Seine unbändige Freude am Spiel mit Farbe, Form und Material ist deutlich erkennbar. Siehe das Schaf, welches dort hängt: Ein Teppichbodenausschnitt mit wenigen Pinselstrichen versehen – und fertig ist das Schafgesicht. Hier und heute zeigt Günter Frecksmeier mehr kontemplative, also von ihrer Vibration her stille, nach innen gerichtete Malerei, Zeichnungen und Grafik zum Thema Weihnachten, weil er zeigen möchte, dass es neben „Schrei, Brüll, Mammon, Sinn-Entleerung und immer mehr Konsum“ noch einen Urgrund gibt, nach dem sich alle Menschen sehnen.

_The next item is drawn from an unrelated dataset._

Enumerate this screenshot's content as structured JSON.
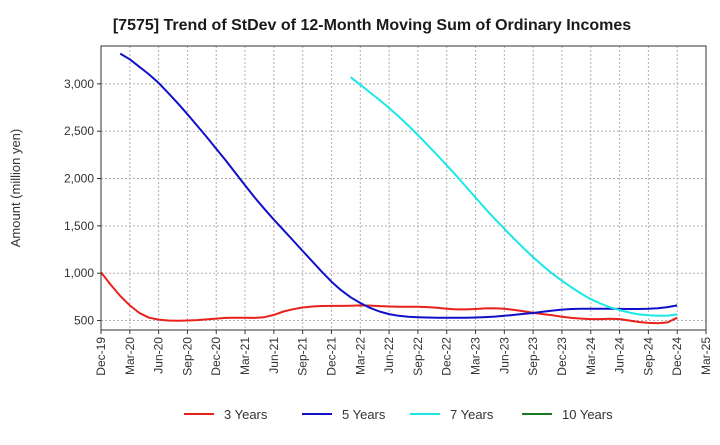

Günter Frecksmeier malt seit fast 60 Jahren. Er ist am vergangenen 25. November 2017 achtzig Jahre alt geworden. Herzlichen Glückwunsch Günter! Ich hoffe, dass wir mit ihm in den kommenden Jahren noch viele Ausstellungen genießen dürfen. Das schönste Geschenk an ihn ist, wenn Ihnen seine Kunst gefällt und Sie ein Werk erwerben. Nun, die Werke seiner Malerei hängen an der Wand, die Mappe mit Grafik ist dort. Die Preise hat Günter Frecksmeier moderat gestaltet, auch für den kleinen Geldbeutel ist etwas dabei. Jetzt möchte ich diese kurze Einführung schließen und wünsche anregende Gespräche untereinander und mit dem Künstler.